Hi , ob du dir da irgendwo ein bike ausleihemn kannst weiß ich leider nicht .. 

richtiges gelände wirst du da nirgends finden   aber es lohnt sich schon mal ein paar km den deich lang zu radeln ^^

am besten Hsum Dock los in richtung norden über Nordstrand und von da aus weiter in richtung hamburger hallig  


so ähnlich bin ich am letzten we gefahren ....


----------



## nilshei (6. September 2007)

Moin Pascal,
Bikes kannst du in Husum in der Berlinerstr. beim Radhaus Paulsen ausleihen/testen. Ist ein sehr guter Specialized Händler. 
Ein wenig Geländebiken kann man in den Mausebergen Richtung Mildstedt. 

Gruß Nils


----------



## Edith L. (6. September 2007)

univega_Ht schrieb:


> ....aber es lohnt sich schon mal ein paar km den deich lang zu radeln ^^
> 
> am besten Hsum Dock los in richtung norden über Nordstrand und von da aus weiter in richtung hamburger hallig
> 
> ...



Jep, das ist ne coole Nummer!


----------



## alter_ego (7. September 2007)

Sers Leutz,

schon mal merci für die Tips. Muss gestehen, dass ich noch nie an der Nordsee war. Kenne mich da überhaupt nicht aus.


----------



## univega_Ht (7. September 2007)

ich denke da bist du hier im mtb forum nicht der einzige 

vorallem weils hier eigentlich kein gelände gibt das es würdig ist mtb tauglich zu sein  

aber auch im flachland lässt es sich gut km fressen..

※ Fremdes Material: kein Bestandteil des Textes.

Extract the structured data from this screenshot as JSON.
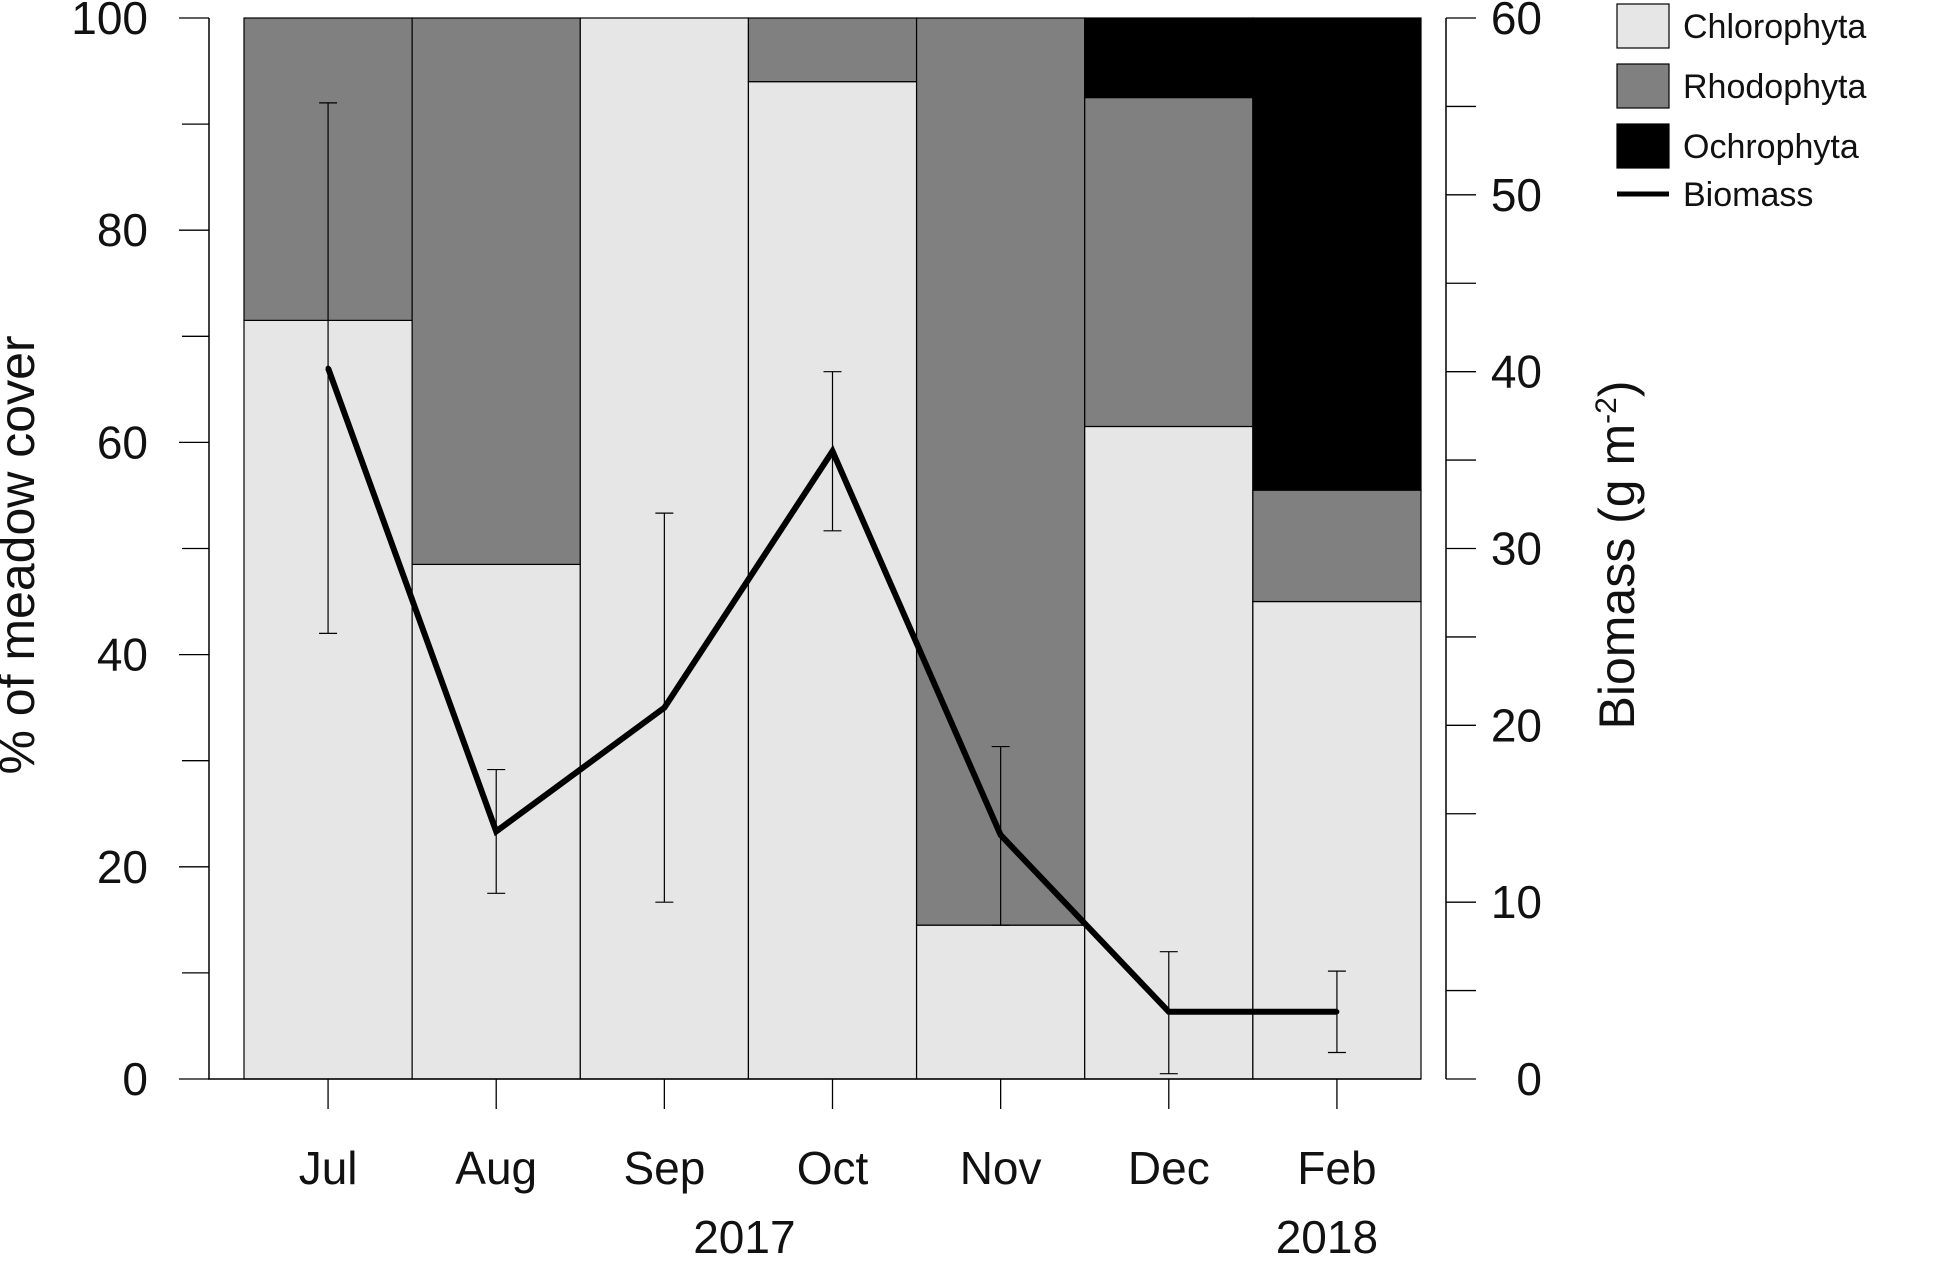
{
  "chart_data": {
    "type": "bar",
    "stacked": true,
    "categories": [
      "Jul",
      "Aug",
      "Sep",
      "Oct",
      "Nov",
      "Dec",
      "Feb"
    ],
    "year_labels": [
      {
        "text": "2017",
        "under": "Sep"
      },
      {
        "text": "2018",
        "under": "Feb"
      }
    ],
    "ylabel_left": "% of meadow cover",
    "ylabel_right": "Biomass (g m",
    "ylabel_right_sup": "-2",
    "ylabel_right_close": ")",
    "ylim_left": [
      0,
      100
    ],
    "ylim_right": [
      0,
      60
    ],
    "yticks_left": [
      0,
      20,
      40,
      60,
      80,
      100
    ],
    "yticks_right": [
      0,
      10,
      20,
      30,
      40,
      50,
      60
    ],
    "grid": false,
    "legend_position": "top-right",
    "series": [
      {
        "name": "Chlorophyta",
        "color": "#e6e6e6",
        "values": [
          71.5,
          48.5,
          100,
          94,
          14.5,
          61.5,
          45
        ]
      },
      {
        "name": "Rhodophyta",
        "color": "#808080",
        "values": [
          28.5,
          51.5,
          0,
          6,
          85.5,
          31,
          10.5
        ]
      },
      {
        "name": "Ochrophyta",
        "color": "#000000",
        "values": [
          0,
          0,
          0,
          0,
          0,
          7.5,
          44.5
        ]
      }
    ],
    "line_series": {
      "name": "Biomass",
      "color": "#000000",
      "axis": "right",
      "values": [
        40.2,
        14,
        21,
        35.5,
        13.8,
        3.8,
        3.8
      ],
      "error_low": [
        25.2,
        10.5,
        10,
        31,
        8.7,
        0.3,
        1.5
      ],
      "error_high": [
        55.2,
        17.5,
        32,
        40,
        18.8,
        7.2,
        6.1
      ]
    }
  }
}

ich werd am sonntag wohl auch mal wieder eine ausgiebige runde drehen


----------



## Th.S16 (7. September 2007)

Ahoi !

Stimmt , an der Nordsee lässt es sich schlecht biken. Man muss sich schon ins Auto setzen , und ca. 40 km ins nächstgelegene biker-freundliche Revier , den Hüttener Bergen , fahren.
Aber evtl. hat der schon angesprochene Bernd Paulsen (von Radhaus-Paulsen) noch ein paar Tipps auf Lager.....

Gruss
T.


----------



## univega_Ht (7. September 2007)

mit einem rennrad lässt es sich sicher gut biken  

da sind wir hier nur leider im falschen forum


----------



## northpoint (7. September 2007)

Auf jeden Fall wirst Du dann mal richtigen Gegenwind kennenlernen!  
Ist auch eine Herausforderung...


----------



## MTB-News.de




----------



## alter_ego (8. September 2007)

war bis jetzt noch nie auf einem rennrad. aber würde ich schon mal gerne ausprobieren.


----------



## univega_Ht (8. September 2007)

northpoint schrieb:


> Auf jeden Fall wirst Du dann mal richtigen Gegenwind kennenlernen!
> Ist auch eine Herausforderung...



das musste ich heute auch mal wieder feststellen  

aber im norden ist man ja schon etwas abgehärtet


----------